EU police powers or police state?


According to the Observer:

"The EU faces a damaging split over moves led by Germany to impose a radical law and order package. If enacted into European legislation, it would allow armed police to operate with impunity outside their home countries, privatised armed 'sky marshals' on civilian flights and a wide range of joint operations against alleged illegal migrants."

"The plans are provoking opposition in Whitehall and among senior British police officers. Many of them recall how, in 1996, a Dutch parliamentary inquiry revealed that tonnes of illegal drugs had been exported from the Netherlands to Britain with the assistance of Dutch undercover agents, who had allowed informants to run amok.
'We have learnt the hard way how difficult it is to regulate undercover operations,' one source said, citing a series of high-profile Customs and Excise cases that collapsed in the Court of Appeal after irregularities came to light. 'We need to be extremely wary.'"


When I first read it I was of the opinion that it should be opposed at all costs, but when you consider that most of the law of this land is dictated by Europe, why not have a European police force. After all, detection rates in some police "service" areas are as high as 3%, could foreign police "forces" do any worse?

Mind you, the EU does not have a good reputation for the practical application of cooperation

For example, what was the response when Mr Reid faced the first crisis over prisons last year, and asked his European counterparts to accommodate some of their nationals currently in British jails? NO,NO,NO,NO,NO!

You see, when it comes to Europe it is always a one way street.
I don't blame the EU, after all the same principal applies here as to most things, if you don't like it, leave. No, the problem unsurprisingly is with Nu Labour who are determined to finish off any independence this country has, and they are making good progress.

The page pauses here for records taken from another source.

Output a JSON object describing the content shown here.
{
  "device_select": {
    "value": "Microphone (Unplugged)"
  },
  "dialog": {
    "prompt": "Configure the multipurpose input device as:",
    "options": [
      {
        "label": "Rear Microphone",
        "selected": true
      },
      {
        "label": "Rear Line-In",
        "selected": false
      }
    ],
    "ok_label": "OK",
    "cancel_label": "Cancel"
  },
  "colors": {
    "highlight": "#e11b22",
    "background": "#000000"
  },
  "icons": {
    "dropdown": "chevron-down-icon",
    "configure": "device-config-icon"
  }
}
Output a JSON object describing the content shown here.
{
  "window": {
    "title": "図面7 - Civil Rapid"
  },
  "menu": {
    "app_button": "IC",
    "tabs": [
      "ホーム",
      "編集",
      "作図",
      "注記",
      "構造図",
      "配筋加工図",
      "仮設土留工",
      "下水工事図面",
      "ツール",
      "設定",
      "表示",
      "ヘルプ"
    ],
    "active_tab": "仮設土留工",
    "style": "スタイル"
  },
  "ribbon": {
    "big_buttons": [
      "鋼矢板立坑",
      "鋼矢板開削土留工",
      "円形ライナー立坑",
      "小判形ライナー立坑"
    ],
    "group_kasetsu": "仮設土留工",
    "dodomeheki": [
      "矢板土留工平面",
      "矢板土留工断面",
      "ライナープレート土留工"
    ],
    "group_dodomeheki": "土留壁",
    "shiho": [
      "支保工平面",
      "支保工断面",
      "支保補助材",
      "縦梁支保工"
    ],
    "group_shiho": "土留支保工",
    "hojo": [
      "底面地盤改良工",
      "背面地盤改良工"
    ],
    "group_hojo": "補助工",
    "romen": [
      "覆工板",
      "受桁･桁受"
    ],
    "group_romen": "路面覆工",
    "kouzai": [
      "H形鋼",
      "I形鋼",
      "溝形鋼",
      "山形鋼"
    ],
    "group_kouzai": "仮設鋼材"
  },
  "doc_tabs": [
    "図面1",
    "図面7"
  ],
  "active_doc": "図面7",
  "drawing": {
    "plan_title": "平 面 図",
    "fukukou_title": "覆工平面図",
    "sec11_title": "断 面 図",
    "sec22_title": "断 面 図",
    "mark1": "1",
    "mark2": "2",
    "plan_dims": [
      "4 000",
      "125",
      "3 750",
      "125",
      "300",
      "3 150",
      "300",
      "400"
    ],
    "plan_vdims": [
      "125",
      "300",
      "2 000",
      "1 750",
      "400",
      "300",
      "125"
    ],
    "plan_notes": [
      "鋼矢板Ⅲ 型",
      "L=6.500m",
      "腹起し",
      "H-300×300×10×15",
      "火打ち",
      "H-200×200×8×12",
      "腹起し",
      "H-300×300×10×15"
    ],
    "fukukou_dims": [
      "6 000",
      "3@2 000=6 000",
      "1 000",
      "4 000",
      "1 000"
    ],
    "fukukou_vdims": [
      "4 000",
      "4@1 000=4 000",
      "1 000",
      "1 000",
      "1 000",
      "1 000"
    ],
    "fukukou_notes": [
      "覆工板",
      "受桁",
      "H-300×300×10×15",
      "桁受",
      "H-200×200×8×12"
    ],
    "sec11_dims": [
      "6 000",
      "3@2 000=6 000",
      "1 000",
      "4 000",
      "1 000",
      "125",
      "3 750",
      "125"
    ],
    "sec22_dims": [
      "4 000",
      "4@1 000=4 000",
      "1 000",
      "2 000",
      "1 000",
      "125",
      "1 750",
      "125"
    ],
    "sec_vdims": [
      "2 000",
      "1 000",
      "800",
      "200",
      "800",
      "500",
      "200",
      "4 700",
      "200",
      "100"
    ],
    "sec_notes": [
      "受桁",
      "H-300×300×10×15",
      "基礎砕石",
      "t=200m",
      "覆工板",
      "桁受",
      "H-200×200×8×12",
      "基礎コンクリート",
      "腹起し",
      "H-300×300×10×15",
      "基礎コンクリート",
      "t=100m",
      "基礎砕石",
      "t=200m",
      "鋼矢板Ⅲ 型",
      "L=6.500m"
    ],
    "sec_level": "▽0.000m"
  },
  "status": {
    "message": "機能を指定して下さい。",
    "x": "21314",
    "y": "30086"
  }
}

So why not let foreign armed police into Britain, let them make the news by either shootings in public or lots of high profile arrests, after all, when you consider that the majority of new applications to the Northern Ireland police service were from Polish Nationals, we're half way there already.

Of course, a radical alternative might be to consider the EU as a trade partnership instead of allowing it to continue imposing it's will on oppressed Nations who at no time voted for it, but then, that would be called democracy, and this is Great Britain after all!